Every-Thing Sports

Jermaine Every: 5 players who will be keys to the Texans' success in 2018

Kevin Johnson will need to play better. Photo by John Grieshop/Getty Images

I know what you’re thinking. “Jermaine, isn’t it a bit early to look at what five Texan players could be key to the team’s success this season?” To you I would reply: It’s NEVER too early to look into ANYTHING regarding football! Football has long been a year round sport. From the time the Super Bowl champ is crowned, most teams it begins as soon as their regular season is over, teams begin strategizing on what they can do to improve their chances at winning the next season.

This offseason saw some changes at the helm of the franchise. Former (?) general manager Rick Smith took an indefinite leave of absence to care for his wife as she battles breast cancer. The team brought in Brian Gaine to run things and gave him a five-year contract. His contract also matches the extension given to head coach Bill O’Brien (O’Brien got a four-year extension since he he had a year left on his original five-year deal). This essentially joined them at the hip.

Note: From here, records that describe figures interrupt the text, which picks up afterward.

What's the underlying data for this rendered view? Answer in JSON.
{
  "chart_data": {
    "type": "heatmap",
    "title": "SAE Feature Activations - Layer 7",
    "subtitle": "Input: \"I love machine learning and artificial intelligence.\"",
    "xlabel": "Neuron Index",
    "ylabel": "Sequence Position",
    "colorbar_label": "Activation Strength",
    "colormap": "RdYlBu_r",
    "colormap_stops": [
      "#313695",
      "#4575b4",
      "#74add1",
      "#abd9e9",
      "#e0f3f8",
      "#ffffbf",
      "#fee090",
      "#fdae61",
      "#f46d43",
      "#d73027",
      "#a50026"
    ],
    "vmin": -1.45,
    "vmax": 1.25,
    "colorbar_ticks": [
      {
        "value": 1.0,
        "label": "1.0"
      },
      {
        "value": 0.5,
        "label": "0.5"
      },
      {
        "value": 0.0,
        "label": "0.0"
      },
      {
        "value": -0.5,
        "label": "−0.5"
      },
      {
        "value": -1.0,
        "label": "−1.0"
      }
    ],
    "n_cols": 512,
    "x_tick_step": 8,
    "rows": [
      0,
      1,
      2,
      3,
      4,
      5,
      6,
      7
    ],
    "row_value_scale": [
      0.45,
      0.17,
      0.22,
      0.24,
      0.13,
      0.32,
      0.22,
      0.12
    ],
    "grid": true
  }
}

The duo got to work remaking and remodeling the roster through a myriad of minor moves. They didn’t make a huge splash in free agency, even though they had the cap space, and were prohibited from doing so in the draft thanks to being without a first or second round pick. What they did manage to do was to make wise free agency acquisitions and smart mid to late-round draft picks. It’s not easy working without your top two draft picks, but those moves were made to create the cap space they have, and to draft Deshaun Watson, the team’s first true franchise quarterback.

Sure, it’s easy to name Watson, Jadeveon Clowney, JJ Watt, DeAndre Hopkins, and Whitney Mercilus or Lamar Miller as the top five Texans as keys to success next season. But that’s not what I’m about. If you know me and have followed my work, I’m not the type to follow the herd. Without further ado, here’s my list (in no particular order):

Kevin Johnson, CB

With Kareem Jackson moving to safety, Johnson will be relied upon just as much, if not more so, than he has before. Sure the team signed Aaron Colvin to provide depth at the position, but Johnson needs to prove he’s worth the first round pick and fifth year option the team picked up.

D’Onta Foreman, RB

Foreman showed some flashes of talent as a rookie. On the very run he tore his Achilles, he flashed his speed and power that made him a third round pick. He was considered the future at running back by many until his injury. If Foreman can come back mid to late season and show any amount of potential, he could help carry the load so Miller won’t be as burdened.

Julie’n Davenport, OT

At 6’7 and 318 pounds, Davenport is a physically imposing guy. However, coming in to play left tackle from Bucknell in his second year, he’s going to be relied upon in a starting role protecting Watson’s blindside. Tough task for a second year guy charged with protecting the franchise QB.

Justin Reid, S

Reid isn’t listed as a starter on the Texans’ depth chart, but he’s as important as anybody to their success. Jackson being moved to safety isn’t a permanent fix. Mathieu may leave after this year for greener pastures. Reid was widely considered a first round talent they got at the top of the third round. That alone places him as a potential building block considering his potential.

Zach Cunningham, LB

I don’t care if Benardrick McKinney got a contract extension this offseason. Cunningham is the future. His sideline-to-sideline speed and coverage ability is what teams are looking for nowadays. McKinney isn’t the cover linebacker Cunningham is. When teams go three and four wide and the Texans play nickel or dime packages, Cunningham should be the linebacker on the field.

It’s way too early to consider this as a definitive list of five surefire guys to be key contributors to Texans’ success this season. But I’d be willing to bet that some of these guys are going to play a major key in the team’s success this season. Give me praise or kill me later, but I’m standing by this way too early look.